Czy wiecie, że… wśród największych i najbardziej płynnych spółek z londyńskiej giełdy (czyli z indeksów FTSE 100 oraz FTSE 250) nie ma już ani jednej, której członkowie władz to sami mężczyzn? I, że ilość Pań w w ich organach (ang. boards) wzrosła w ciągu pięciu lat o 50 procent?
Ostatnie władze złożone wyłącznie z mężczyzn miał producent samochodów Aston Martin – do czasu zmian w jego składzie w styczniu br. A ilość zarządów w modelu nazywanym „one and done” – czyli jedna kobieta w zarządzie mająca udowadniać zachowanie różnorodności – spadła do 16 spośród 350 (źródło: Hampton-Alexander Review).
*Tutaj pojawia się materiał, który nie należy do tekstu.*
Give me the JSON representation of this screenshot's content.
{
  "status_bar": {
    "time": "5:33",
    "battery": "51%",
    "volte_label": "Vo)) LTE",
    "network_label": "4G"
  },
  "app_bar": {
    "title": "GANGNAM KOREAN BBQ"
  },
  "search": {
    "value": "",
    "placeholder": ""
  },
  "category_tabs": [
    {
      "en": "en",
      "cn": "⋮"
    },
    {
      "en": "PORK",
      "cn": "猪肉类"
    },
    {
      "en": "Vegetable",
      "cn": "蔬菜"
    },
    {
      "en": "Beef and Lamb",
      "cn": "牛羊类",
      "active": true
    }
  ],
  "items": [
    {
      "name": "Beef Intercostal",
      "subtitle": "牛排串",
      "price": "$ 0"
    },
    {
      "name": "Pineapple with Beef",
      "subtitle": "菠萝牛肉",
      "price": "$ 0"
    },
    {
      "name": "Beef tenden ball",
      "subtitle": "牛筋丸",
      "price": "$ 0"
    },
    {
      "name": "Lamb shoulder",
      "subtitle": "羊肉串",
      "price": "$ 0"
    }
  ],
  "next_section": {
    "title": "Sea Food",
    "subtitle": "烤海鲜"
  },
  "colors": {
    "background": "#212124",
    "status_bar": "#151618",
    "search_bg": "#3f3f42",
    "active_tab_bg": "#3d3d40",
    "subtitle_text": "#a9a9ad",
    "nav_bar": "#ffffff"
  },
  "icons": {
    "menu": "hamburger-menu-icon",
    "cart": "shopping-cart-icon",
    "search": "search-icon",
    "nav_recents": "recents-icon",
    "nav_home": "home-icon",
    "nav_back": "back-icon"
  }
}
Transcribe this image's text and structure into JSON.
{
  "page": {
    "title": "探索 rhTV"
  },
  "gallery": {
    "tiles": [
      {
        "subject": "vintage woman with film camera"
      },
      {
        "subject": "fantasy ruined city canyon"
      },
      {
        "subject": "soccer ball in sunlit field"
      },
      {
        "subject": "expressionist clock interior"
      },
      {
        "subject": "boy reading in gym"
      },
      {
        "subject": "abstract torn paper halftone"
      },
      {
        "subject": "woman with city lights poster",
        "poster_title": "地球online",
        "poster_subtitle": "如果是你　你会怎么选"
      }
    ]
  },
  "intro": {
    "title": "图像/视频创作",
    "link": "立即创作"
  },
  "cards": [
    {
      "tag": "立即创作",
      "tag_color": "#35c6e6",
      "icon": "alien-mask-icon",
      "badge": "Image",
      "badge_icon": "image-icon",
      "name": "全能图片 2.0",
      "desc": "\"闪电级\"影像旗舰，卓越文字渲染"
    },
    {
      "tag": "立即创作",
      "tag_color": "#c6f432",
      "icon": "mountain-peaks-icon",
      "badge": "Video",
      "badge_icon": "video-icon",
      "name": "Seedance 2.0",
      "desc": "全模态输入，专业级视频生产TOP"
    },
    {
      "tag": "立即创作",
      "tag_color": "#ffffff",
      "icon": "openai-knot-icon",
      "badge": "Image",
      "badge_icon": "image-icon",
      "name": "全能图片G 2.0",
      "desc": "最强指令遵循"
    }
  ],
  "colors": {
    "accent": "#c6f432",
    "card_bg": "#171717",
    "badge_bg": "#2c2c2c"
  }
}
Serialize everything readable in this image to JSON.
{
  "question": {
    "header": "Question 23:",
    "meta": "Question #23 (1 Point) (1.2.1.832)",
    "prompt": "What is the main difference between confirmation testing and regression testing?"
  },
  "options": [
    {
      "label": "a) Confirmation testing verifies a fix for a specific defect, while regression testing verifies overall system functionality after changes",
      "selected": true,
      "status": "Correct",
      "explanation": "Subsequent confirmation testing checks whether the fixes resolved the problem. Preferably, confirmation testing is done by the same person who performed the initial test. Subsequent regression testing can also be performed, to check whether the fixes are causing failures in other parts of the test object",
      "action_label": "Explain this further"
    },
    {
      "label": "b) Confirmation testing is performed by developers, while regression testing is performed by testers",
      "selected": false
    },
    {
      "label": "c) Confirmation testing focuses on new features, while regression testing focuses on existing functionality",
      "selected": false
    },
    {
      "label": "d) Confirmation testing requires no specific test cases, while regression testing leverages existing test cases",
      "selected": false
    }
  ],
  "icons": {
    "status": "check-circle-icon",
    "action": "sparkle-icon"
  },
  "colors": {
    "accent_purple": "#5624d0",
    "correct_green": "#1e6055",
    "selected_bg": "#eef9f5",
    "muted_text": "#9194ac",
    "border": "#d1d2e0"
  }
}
Według szeroko cytowanych w ostatnich dniach w Polsce badań Eurostatu udział kobiet na stanowiskach kierowniczych w 3Q20 w naszym kraju wyniósł 44%, co plasuje nas na drugim miejscu wśród państw UE, zaraz po Łotwie (45%).
Ciekawe: czy, oraz kiedy i która spółka z GPW (z indeksów WIG20 i mWIG40) będzie miała – jako ostatnia – zarząd składający się wyłącznie z mężczyzn?